La historia de las plantas termosolares parecía haber quedado escrita: una tecnología prometedora que no pudo competir con la caída de precios de los paneles fotovoltaicos. Sin embargo, un proyecto en Estados Unidos plantea un giro inesperado. Sus gigantescos heliostatos podrían pasar de generar electricidad a proteger al planeta… o vigilar el espacio.
El ocaso de una promesa energética
Las plantas termosolares fueron, durante años, la gran esperanza de la energía renovable. Basadas en enormes campos de heliostatos —espejos que siguen la trayectoria del sol y concentran su luz en un punto para generar calor y electricidad—, parecían destinadas a liderar la transición energética. Pero los números cuentan otra historia: en 2023 se añadieron 345 gigavatios de energía solar fotovoltaica en todo el mundo, mientras que la termosolar apenas sumó 0,3 GW. Con proyectos paralizados y muchas instalaciones en desuso, parecía que el capítulo estaba cerrado.
Un uso inesperado para la defensa planetaria

En medio de este declive, científicos de los Laboratorios Sandia han encontrado una oportunidad inesperada. John Sandusky, uno de los investigadores, propone convertir los heliostatos en un sistema de detección de objetos cercanos a la Tierra. “Estos campos no tienen trabajo por la noche. Podrían ayudar a encontrar asteroides a un costo relativamente bajo”, explica.
La idea es simple, pero ambiciosa: aprovechar la capacidad de los heliostatos para concentrar luz y medir la velocidad de asteroides que se mueven cerca de las estrellas. A diferencia de los telescopios tradicionales, costosos y limitados en número, esta técnica podría ampliar la vigilancia espacial sin requerir nuevas infraestructuras astronómicas.
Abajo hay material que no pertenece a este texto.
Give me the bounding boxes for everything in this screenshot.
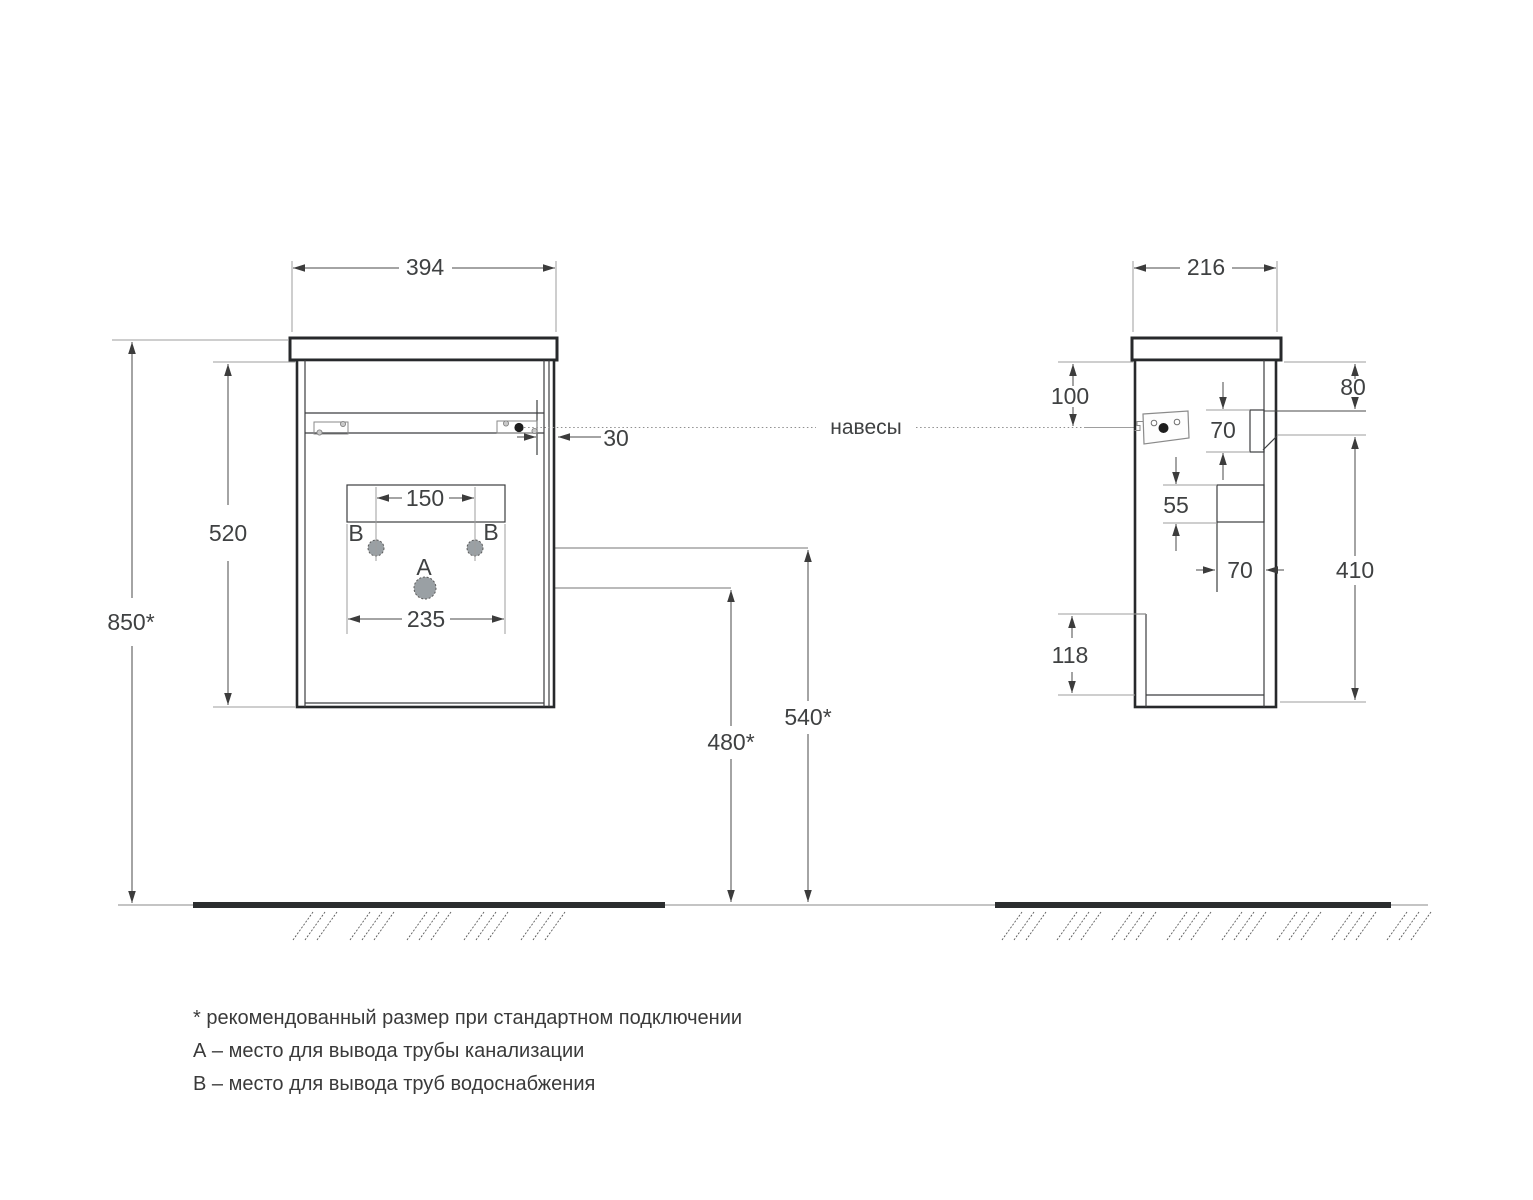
dim-value-216: 216 — [1187, 254, 1225, 280]
dim-hanger-from-top: 100 — [1051, 362, 1133, 426]
side-cabinet-body — [1135, 360, 1276, 707]
cabinet-installation-drawing: B B A 394 850* 520 30 150 235 — [0, 0, 1533, 1200]
dim-value-70-horiz: 70 — [1227, 557, 1253, 583]
technical-drawing-page: B B A 394 850* 520 30 150 235 — [0, 0, 1533, 1200]
dim-value-80: 80 — [1340, 374, 1366, 400]
dim-value-540: 540* — [784, 704, 831, 730]
footnote-recommended-size: * рекомендованный размер при стандартном… — [193, 1007, 742, 1029]
screw-icon — [532, 428, 537, 433]
dim-bottom-recess: 118 — [1052, 614, 1146, 695]
dim-value-235: 235 — [407, 606, 445, 632]
floor-bar-left — [193, 902, 665, 908]
floor-hatching — [293, 912, 1431, 940]
footnote-b-water: В – место для вывода труб водоснабжения — [193, 1073, 595, 1095]
dim-total-height: 850* — [107, 340, 289, 903]
dim-value-850: 850* — [107, 609, 154, 635]
dim-value-100: 100 — [1051, 383, 1089, 409]
dim-top-to-bracket: 80 — [1284, 362, 1366, 409]
dim-supply-height: 540* — [784, 550, 831, 902]
front-countertop — [290, 338, 557, 360]
screw-icon — [1174, 419, 1180, 425]
hanger-point-dot — [1159, 423, 1169, 433]
screw-icon — [317, 430, 322, 435]
footnotes: * рекомендованный размер при стандартном… — [193, 1007, 742, 1095]
drain-hole-a — [414, 577, 436, 599]
hanger-point-dot — [514, 423, 523, 432]
dim-front-width: 394 — [292, 254, 556, 332]
dim-value-55: 55 — [1163, 492, 1189, 518]
hole-label-a: A — [416, 554, 432, 580]
dim-value-480: 480* — [707, 729, 754, 755]
dim-value-394: 394 — [406, 254, 445, 280]
footnote-a-drain: А – место для вывода трубы канализации — [193, 1040, 584, 1062]
dim-value-150: 150 — [406, 485, 444, 511]
screw-icon — [340, 421, 345, 426]
hole-label-b-right: B — [483, 519, 498, 545]
screw-icon — [1151, 420, 1157, 426]
floor-bar-right — [995, 902, 1391, 908]
dim-drain-height: 480* — [707, 590, 754, 902]
hangers-label: навесы — [830, 416, 901, 439]
front-view: B B A — [290, 338, 808, 707]
dim-body-height: 520 — [209, 362, 295, 707]
dim-value-410: 410 — [1336, 557, 1374, 583]
hole-label-b-left: B — [348, 520, 363, 546]
dim-value-30: 30 — [603, 425, 629, 451]
floor — [118, 902, 1431, 940]
side-countertop — [1132, 338, 1281, 360]
screw-icon — [503, 421, 508, 426]
front-cabinet-body — [297, 360, 554, 707]
dim-value-520: 520 — [209, 520, 247, 546]
dim-bracket-to-bottom: 410 — [1277, 435, 1374, 702]
dim-value-118: 118 — [1052, 642, 1089, 668]
dim-depth: 216 — [1133, 254, 1277, 332]
dim-value-70-vert: 70 — [1210, 417, 1236, 443]
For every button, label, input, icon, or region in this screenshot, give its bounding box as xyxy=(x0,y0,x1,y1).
Más allá de los asteroides: un aliado para la Fuerza Espacial
Aunque la investigación está en fase inicial, sus aplicaciones podrían ir más lejos. Los heliostatos podrían contribuir a la labor de la Fuerza Espacial de Estados Unidos, rastreando objetos y naves en órbitas cercanas a la Luna. En un contexto donde la defensa planetaria y la seguridad espacial ganan importancia, la tecnología termosolar podría tener una segunda oportunidad, lejos de su función original, pero con un impacto potencialmente histórico.